We Are Only Human

SUBHEAD: How the heck did it come to this?

By Paul Chefurka on 31 March 2009 in Approaching the Limits to Growth
 
Image above: Early human family dealing with immediate needs. From http://www.babble.com/CS/blogs/strollerderby/archive/tags/primatology/default.aspx

I assess human actions, inaction and decisions through a lens formed by three core aspects of biologically evolved human psychology:

1. Humanity suffers from a pervasive sense of separation: self/other, us/them, body/mind, matter/spirit, humans/resources. This issue is very well addressed in Charles Eisenstein’s online book The Ascent of Humanity. I have concluded that this sense of separation is the inescapable Faustian price we have paid for the self-awareness granted by our neocortex.

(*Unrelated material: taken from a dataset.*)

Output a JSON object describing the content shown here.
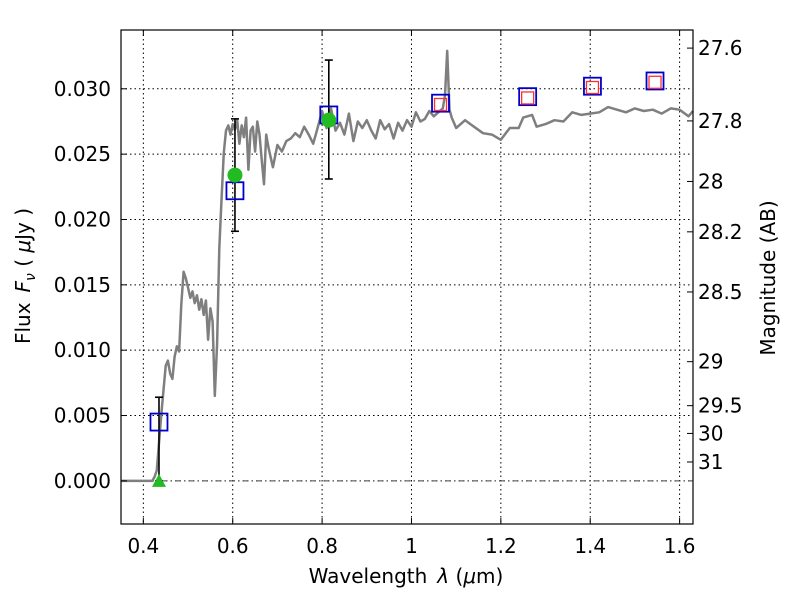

2. Our brains evolved to favour immediate threats over distant ones. Immediate, visible threats merit a strong, emotional response; distant, abstract threats are ignored. This hyperbolic discount function is a good survival strategy out on the African veldt, but less so in the modern industrial world with its abstract and unseen threats -- our cleverness has far outrun our inbuilt caution.

3. Humans are not rational creatures, we are rationalizing creatures. We have a tendency to make most of our decisions at an unconscious level and dress them up with socially acceptable rationalizations only post–facto, after they emerge into our awareness fully-formed.
As far as I can tell, these are universal human traits that spring directly from the physical structure of the brain.

When I combine those three characteristics, I see a rather cautionary picture:
We appear to be creatures that will treat the entire world as a resource base for human use. We will ignore the consequences of the resulting actions until we are directly and personally affected, and we will accomplish this by reframing our decisions and actions as being manifestly reasonable. Even worse, we will resist mightily any attempt to shift our beliefs through the application of reason or the presentation of facts.
In short, we are a sentient species that is peculiarly unsuited to dealing with the results of its hypertrophied cleverness and is unable to respond preemptively to looming disaster.
These are general traits that we all seem to share to a greater or lesser extent. Some of us are particularly fortunate to have escaped the constraints of our discount function. Only a few of us are aware of our sense of separation, and even fewer work to overcome it. Almost none of us escape the effects of our rationalizing thought patterns.
As a result, the box we now find ourselves in, whether it’s the box of population, pollution, climate change, ecological degradation, resource depletion or hierarchic instability appears in large measure to have been biologically inevitable.

This is why I have concluded that it’s largely a waste of energy to try and stop the onrushing trains, to avoid or reverse the consequences of our behaviour. Given the existence of our steep discount function, the mere fact that the threats are now widely recognized means that the trains are essentially on top of us.
Of course it’s not in human nature to sit idly by in the face of a threat. The future is rather unpredictable, and anything we can do to mitigate the effects of the damage we’ve caused is useful. However, I see quite a bit of evidence that points 1 and 3 are still widely in play, even among the ranks of the environmentally and ecologically aware.
One of the things I try to do when I come up with an absolutely great idea is to ask myself, “Is it really a great idea? Why do I think so? What am I getting out of this idea (like status, vindication, self-esteem, pride, etc.) that might be colouring my perception of it? Are there other ways of looking at the question?”
I think it would help if people were more self-critical about the ideas they propose, but given the argument I’ve already made, I have only limited hope for that.